Casey Paul Griffiths (académico SUD)
Al comienzo de esta revelación, el Salvador hace una simple declaración de Su omnisciencia, o Su atributo de poseer todo conocimiento. Este principio se enseña en varios lugares a lo largo de las Escrituras y se confirma en las enseñanzas de los profetas de los últimos días. En el Libro de Mormón, el profeta Jacob enseñó: “¡Oh, cuán grande es la santidad de nuestro Dios! Pues él sabe todas las cosas, y no existe nada sin que él lo sepa” (2 Nefi 9:20). Los profetas del Antiguo Testamento enseñaron el mismo principio. Los Salmos declaran: “Grande es el Señor nuestro y de mucho poder; su entendimiento es infinito” (Salmos 147:5). El apóstol Santiago declaró: “Conocidas son a Dios todas sus obras desde la fundación del mundo” (Hechos 15:18).
Los primeros miembros de la Iglesia también creían en la omnisciencia de Dios. El libro Lectures on Faith [Discursos sobre la fe], un proyecto de colaboración entre muchos de los primeros líderes de la Iglesia, enseñó este principio. El cuarto discurso enumera seis atributos esenciales de la Deidad, específicamente, conocimiento, fe o poder, justicia, juicio, misericordia y verdad. El discurso dice:
Una pequeña reflexión muestra que la idea de la existencia de estos atributos en la Deidad es necesaria para que cualquier ser racional pueda ejercer su fe en él. Porque sin la idea de la existencia de estos atributos en la Deidad, los hombres no podrían ejercer fe en él para la vida y la salvación, ya que sin el conocimiento de todas las cosas, Dios no podría salvar ninguna parte de sus criaturas. Porque es el conocimiento que tiene de todas las cosas desde el principio hasta el fin lo que le permite dar ese entendimiento a sus criaturas por el cual se hacen partícipes de la vida eterna.
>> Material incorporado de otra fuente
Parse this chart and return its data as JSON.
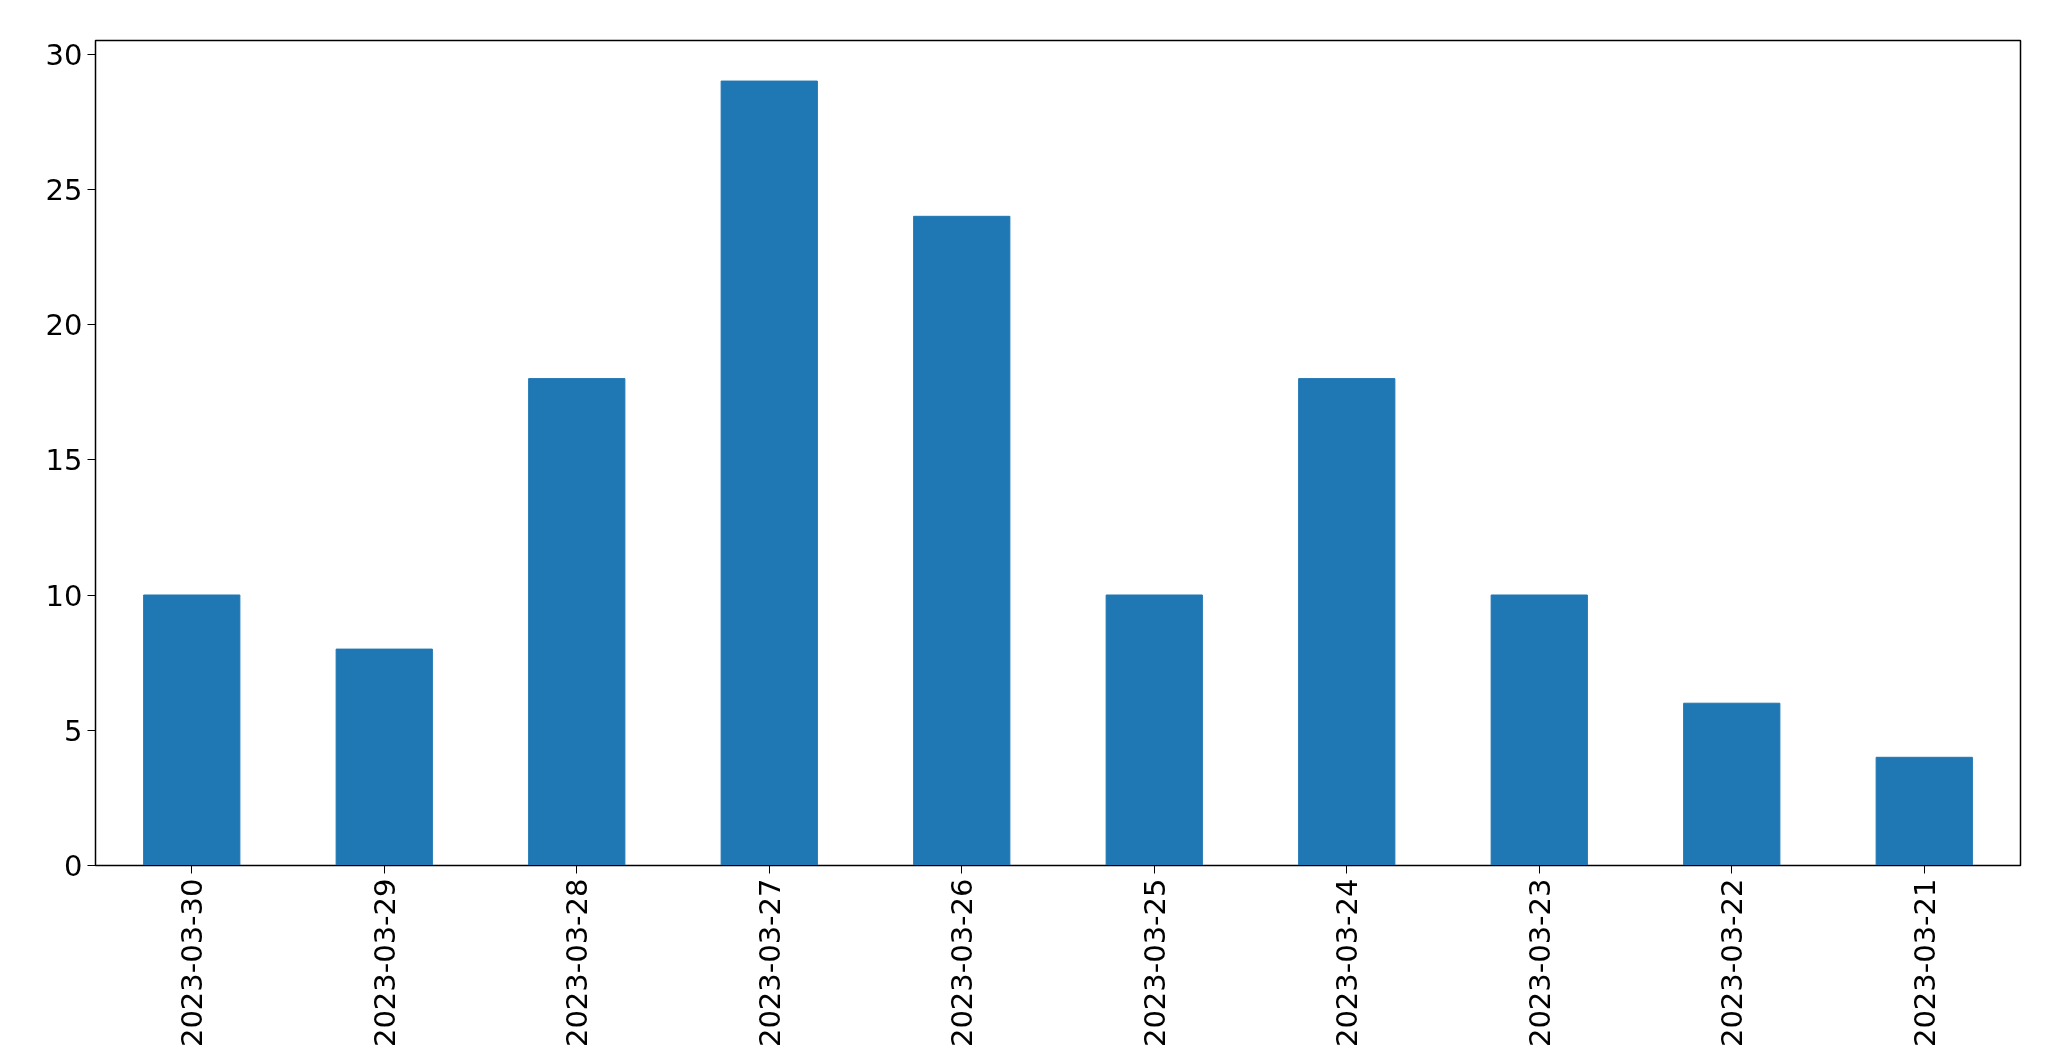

Y si no fuera por la idea que existe en la mente de los hombres de que Dios tiene todo el conocimiento, les sería imposible ejercer la fe en él”[1].
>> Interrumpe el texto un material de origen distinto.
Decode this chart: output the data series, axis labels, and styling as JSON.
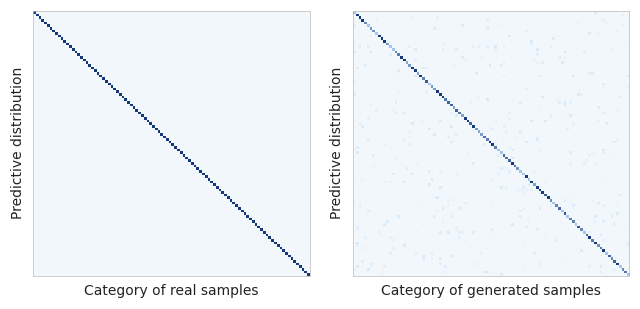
{
  "n_classes": 100,
  "background_color": "#f4f8fd",
  "fig_bg_color": "#ffffff",
  "xlabel_left": "Category of real samples",
  "xlabel_right": "Category of generated samples",
  "ylabel": "Predictive distribution",
  "ylabel_fontsize": 10,
  "xlabel_fontsize": 10,
  "figsize": [
    6.4,
    3.09
  ],
  "dpi": 100,
  "diag_dark_color": [
    0.08,
    0.22,
    0.48
  ],
  "diag_light_color": [
    0.65,
    0.78,
    0.92
  ],
  "noise_light_color": [
    0.75,
    0.87,
    0.96
  ],
  "bg_rgb": [
    0.95,
    0.97,
    0.99
  ]
}
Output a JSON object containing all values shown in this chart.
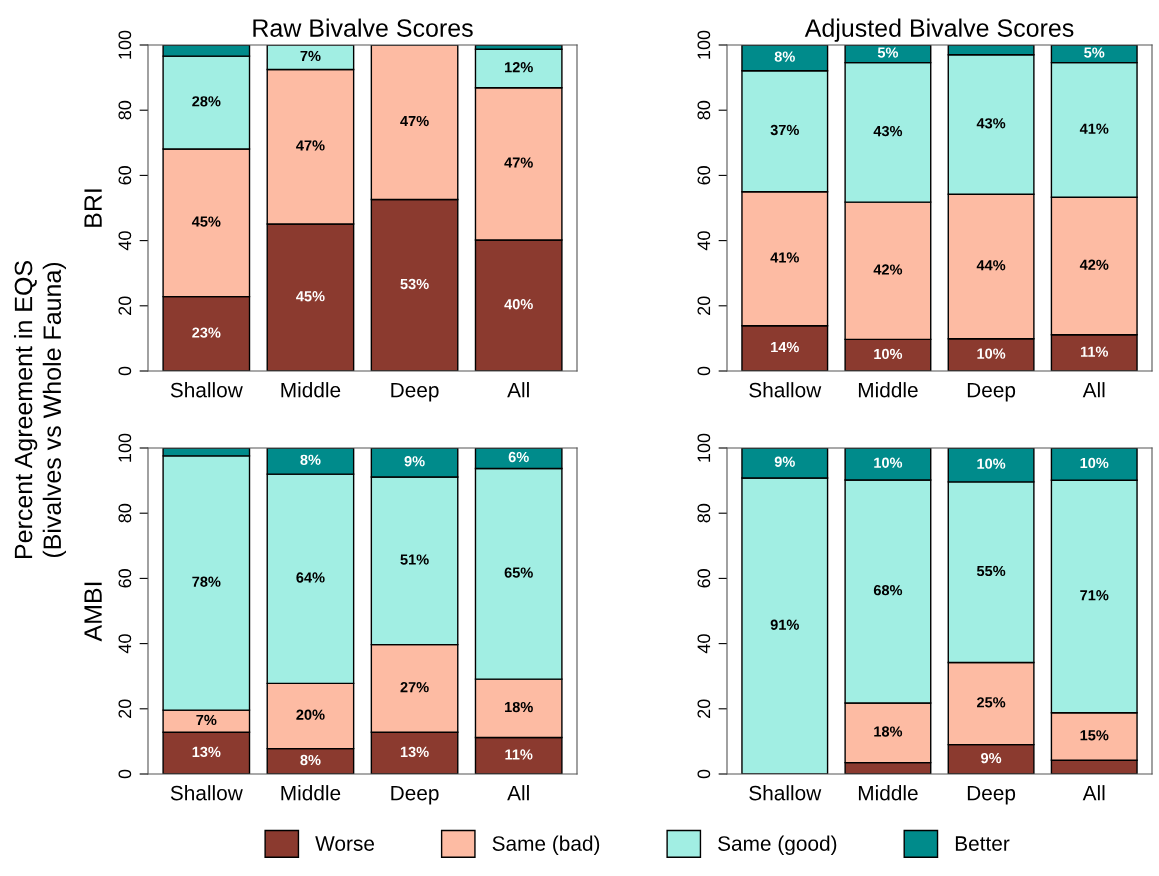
{
  "chart_data": [
    {
      "type": "bar",
      "stacked": true,
      "title": "Raw Bivalve Scores",
      "ylabel": "BRI",
      "annotations": [
        "Percent Agreement in EQS\n(Bivalves vs Whole Fauna)"
      ],
      "legend": "bottom",
      "categories": [
        "Shallow",
        "Middle",
        "Deep",
        "All"
      ],
      "ylim": [
        0,
        100
      ],
      "yticks": [
        0,
        20,
        40,
        60,
        80,
        100
      ],
      "series": [
        {
          "name": "Worse",
          "color": "#8b3a2f",
          "values": [
            22.8,
            45.1,
            52.6,
            40.2
          ],
          "value_labels": [
            "23%",
            "45%",
            "53%",
            "40%"
          ]
        },
        {
          "name": "Same (bad)",
          "color": "#fdbba3",
          "values": [
            45.3,
            47.4,
            47.4,
            46.7
          ],
          "value_labels": [
            "45%",
            "47%",
            "47%",
            "47%"
          ]
        },
        {
          "name": "Same (good)",
          "color": "#a1eee3",
          "values": [
            28.5,
            7.5,
            null,
            11.8
          ],
          "value_labels": [
            "28%",
            "7%",
            null,
            "12%"
          ]
        },
        {
          "name": "Better",
          "color": "#008b8b",
          "values": [
            3.4,
            null,
            null,
            1.3
          ],
          "value_labels": [
            null,
            null,
            null,
            null
          ]
        }
      ]
    },
    {
      "type": "bar",
      "stacked": true,
      "title": "Adjusted Bivalve Scores",
      "categories": [
        "Shallow",
        "Middle",
        "Deep",
        "All"
      ],
      "ylim": [
        0,
        100
      ],
      "yticks": [
        0,
        20,
        40,
        60,
        80,
        100
      ],
      "series": [
        {
          "color": "#8b3a2f",
          "values": [
            13.9,
            9.7,
            9.9,
            11.1
          ],
          "value_labels": [
            "14%",
            "10%",
            "10%",
            "11%"
          ]
        },
        {
          "color": "#fdbba3",
          "values": [
            41.1,
            42.1,
            44.3,
            42.2
          ],
          "value_labels": [
            "41%",
            "42%",
            "44%",
            "42%"
          ]
        },
        {
          "color": "#a1eee3",
          "values": [
            37.1,
            42.8,
            42.8,
            41.3
          ],
          "value_labels": [
            "37%",
            "43%",
            "43%",
            "41%"
          ]
        },
        {
          "color": "#008b8b",
          "values": [
            7.9,
            5.4,
            3.0,
            5.4
          ],
          "value_labels": [
            "8%",
            "5%",
            null,
            "5%"
          ]
        }
      ]
    },
    {
      "type": "bar",
      "stacked": true,
      "ylabel": "AMBI",
      "categories": [
        "Shallow",
        "Middle",
        "Deep",
        "All"
      ],
      "ylim": [
        0,
        100
      ],
      "yticks": [
        0,
        20,
        40,
        60,
        80,
        100
      ],
      "series": [
        {
          "color": "#8b3a2f",
          "values": [
            12.8,
            7.8,
            12.8,
            11.2
          ],
          "value_labels": [
            "13%",
            "8%",
            "13%",
            "11%"
          ]
        },
        {
          "color": "#fdbba3",
          "values": [
            6.8,
            20.0,
            26.9,
            17.9
          ],
          "value_labels": [
            "7%",
            "20%",
            "27%",
            "18%"
          ]
        },
        {
          "color": "#a1eee3",
          "values": [
            78.0,
            64.2,
            51.4,
            64.6
          ],
          "value_labels": [
            "78%",
            "64%",
            "51%",
            "65%"
          ]
        },
        {
          "color": "#008b8b",
          "values": [
            2.4,
            8.0,
            8.9,
            6.3
          ],
          "value_labels": [
            null,
            "8%",
            "9%",
            "6%"
          ]
        }
      ]
    },
    {
      "type": "bar",
      "stacked": true,
      "categories": [
        "Shallow",
        "Middle",
        "Deep",
        "All"
      ],
      "ylim": [
        0,
        100
      ],
      "yticks": [
        0,
        20,
        40,
        60,
        80,
        100
      ],
      "series": [
        {
          "color": "#8b3a2f",
          "values": [
            null,
            3.5,
            9.0,
            4.2
          ],
          "value_labels": [
            null,
            null,
            "9%",
            null
          ]
        },
        {
          "color": "#fdbba3",
          "values": [
            null,
            18.3,
            25.2,
            14.6
          ],
          "value_labels": [
            null,
            "18%",
            "25%",
            "15%"
          ]
        },
        {
          "color": "#a1eee3",
          "values": [
            90.8,
            68.4,
            55.4,
            71.3
          ],
          "value_labels": [
            "91%",
            "68%",
            "55%",
            "71%"
          ]
        },
        {
          "color": "#008b8b",
          "values": [
            9.2,
            9.8,
            10.4,
            9.9
          ],
          "value_labels": [
            "9%",
            "10%",
            "10%",
            "10%"
          ]
        }
      ]
    }
  ]
}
Al referirnos a los atributos de Dios, nos referimos a los atributos de nuestros Padres Celestiales, Jesucristo y el Espíritu Santo, quienes conocen todas las cosas. En su discurso en el templo, el Rey Benjamín se refiere a la misión de Jesucristo y luego enseña: “Creed en Dios; creed que él existe, y que creó todas las cosas, tanto en el cielo como en la tierra; creed que él tiene toda sabiduría y todo poder, tanto en el cielo como en la tierra; creed que el hombre no comprende todas las cosas que el Señor puede comprender” (Mosíah 4:9). Durante Su estancia en la vida terrenal, Jesús abandonó todo conocimiento y lo obtuvo “gracia en gracia” (véase DyC 93:12–14; Filipenses 2:7–9). Esto quizás explique por qué cuando los Apóstoles le pidieron que dijera el día y la hora de la Segunda Venida, Él señaló: “Pero de aquel día y hora, nadie sabe; no, ni los ángeles de Dios en el cielo, sino mi Padre únicamente” (TJS, Mateo 1:40). En Su actual estado de resurrección, Jesús exhortó a Sus discípulos a llegar a ser “perfectos así como yo, o como vuestro Padre que está en los cielos es perfecto” (3 Nefi 12:48).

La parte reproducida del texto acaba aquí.